El director dio las gracias, subió la ventanilla y le dirigió una mirada irónica a Tadeo, que se sintió incómodo. No se le había ocurrido que la empresa pudiera estar aún en activo. Para él, Pastas Dante era sólo un recuerdo antiguo y entrañable, además de una oportunidad de éxito profesional. Era de lo más inoportuno que se mezclasen aspectos como conflictos laborales, regulaciones de plantilla, expedientes de crisis o protestas sindicales.

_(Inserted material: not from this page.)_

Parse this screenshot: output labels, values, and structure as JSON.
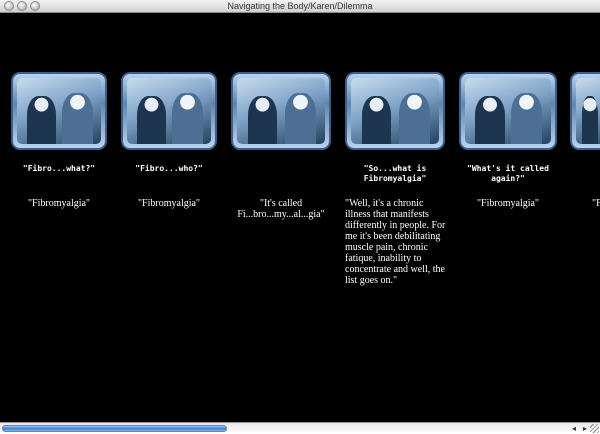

¿Cómo se atrevían? Aquellos desaprensivos no sólo venían a desvirtuar la imagen privada e intachable de su abuelita, sino que lo hacían aparecer como un canalla que intentaba aprovecharse de la desgracia ajena. Sintió que debía decir algo.
- No tenía ni idea de que tuviesen problemas. Yo...
- No se apure – dijo el director - ¿Sabe? Me parece que será mejor que compremos esa colección de carteles. Por lo que veo, dentro de poco va a ser lo único que quede de la empresa. Me hablaba usted de unos veinte millones, ¿no es cierto?
- Sí, pero posiblemente se podría rebajar algo – tanteó Tadeo – Podríamos conseguirla por 18, tal vez 15.
- No – dijo el director, cortante – Se equivoca de dirección. A ver si puedo hacérselo entender: a mí no me importa cuánto vaya a recibir finalmente el vendedor. Usted va a gestionar la compra, y ya me imagino que se compensará por las molestias. Así que si yo solicito 25 en vez de 20, espero que sabrá ser discreto. No nos interesa que ciertas cifras se hagan públicas, ¿no es así?
Tadeo asintió con la cabeza, sintiendo algo parecido al vértigo. Se dijo que debía ser muy cuidadoso, si no quería acabar teniendo que poner dinero de su bolsillo. La manifestación ya había pasado, y el automóvil se puso nuevamente en marcha.
* * * * *
Seis meses más tarde, y en el mismo día, ocurrieron dos acontecimientos. Por la mañana, un equipo de demoliciones empezó el derribo de la fábrica. El terreno debía ser despejado para empezar la construcción de un bloque de viviendas de alto nivel. Por la tarde, en el Museo de Arte Contemporáneo se inauguraba una exposición sobre orba gráfica y cartelismo del siglo XX. El grueso de la muestra lo constituía la colección Dante.
- Gracias a los buenos oficios de don Tadeo L. Rouco – declaró el director a los medios de comunicación – hemos podido reunir una buena parte de las obras expuestas. Y quisiera destacar el agradecimiento que debemos a esas empresas que durante años han promovido y financiado el desarrollo de una actividad en la que el aspecto artístico se une a la utilidad. Podría citar muchos nombres, pero bastará con uno, que verán repetido a menudo en esta exposición: Pastas Dante. A ellos, muchas gracias.
Los obreros aseguraron el cable de la grúa al andamiaje que sostenía el luminoso de la fachada. Un tirón, y los postes metálicos, carcomidos por el óxido, se partieron. El letrero, roto en dos, tres trozos, cayó al vacío. Al llegar al suelo, los tubos de vidrio, ya sin gas, se hicieron añicos.